Just about nothing beats a good Beef Tenderloin Filet on the grill. They’re great for a special dinner, such as Valentine’s Day, a Birthday or Anniversary, and so easy to do.
These filets came from Solo Verdi Meats and are 100 % grass-fed beef. It is my opinion grass-fed beef has a far superior taste to that of conventional beef, and I always shop at my local farms for the best beef I can get.
Did you know?
Filet mignon steak is a cut of beef from the tenderloin. The tenderloin runs down the back of a beef cow.

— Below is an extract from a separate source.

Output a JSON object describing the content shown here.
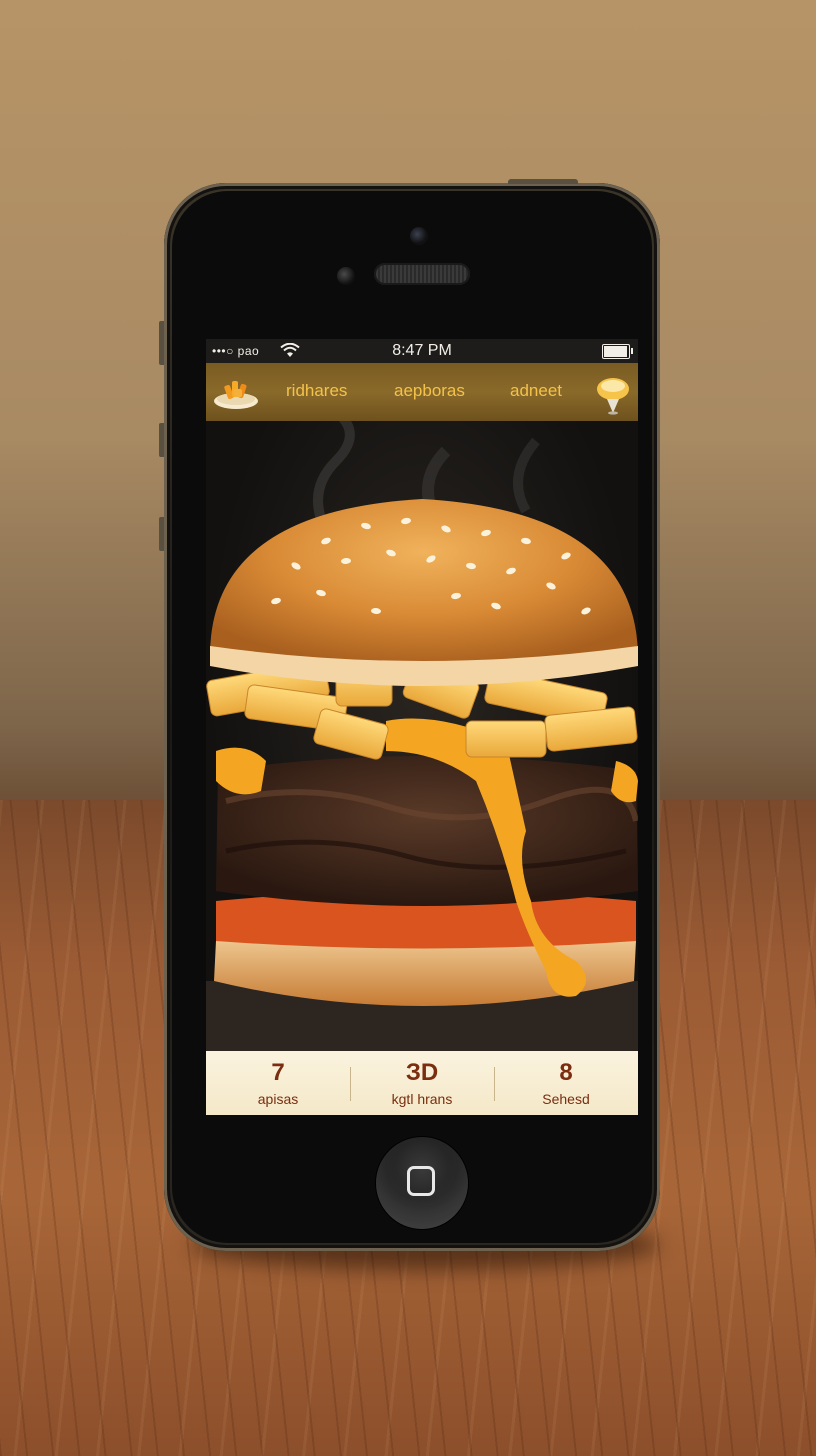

A beef tenderloin is large, usually weighing around 4 lbs to 6 lbs, and has two parts. The true filet mignon comes from the small circular strip that is attached to the entire tenderloin. In American butcher shops, a filet mignon steak is cut into about two-inch steaks from the entire tenderloin. But if you see filet mignon medallions on a menu, they are typically cut from the extra tender small round strip. It’s this small round strip that the French word “filet mignon” is actually referring to.
Beef tenderloin is the name of the large cut of beef before it is sliced into steak. Once it is cut into steaks, those steaks are known by the French name,”filet mignon.”
2 Beef Tenderloin Filets
salt and course-ground pepper
Liberally sprinkle both sides of the beef tenderloin filets with salt and course-ground pepper.
Sear filets, 1 minute per side, then grill on direct medium-high heat just a few minutes per side until cooked as desired. I like mine medium or medium-rare so these were cooked to an internal temperature of 135.
Remove filets from grill and let sit 5 minutes before serving to allow the juices to redistribute.
Serve with your choice of side dishes.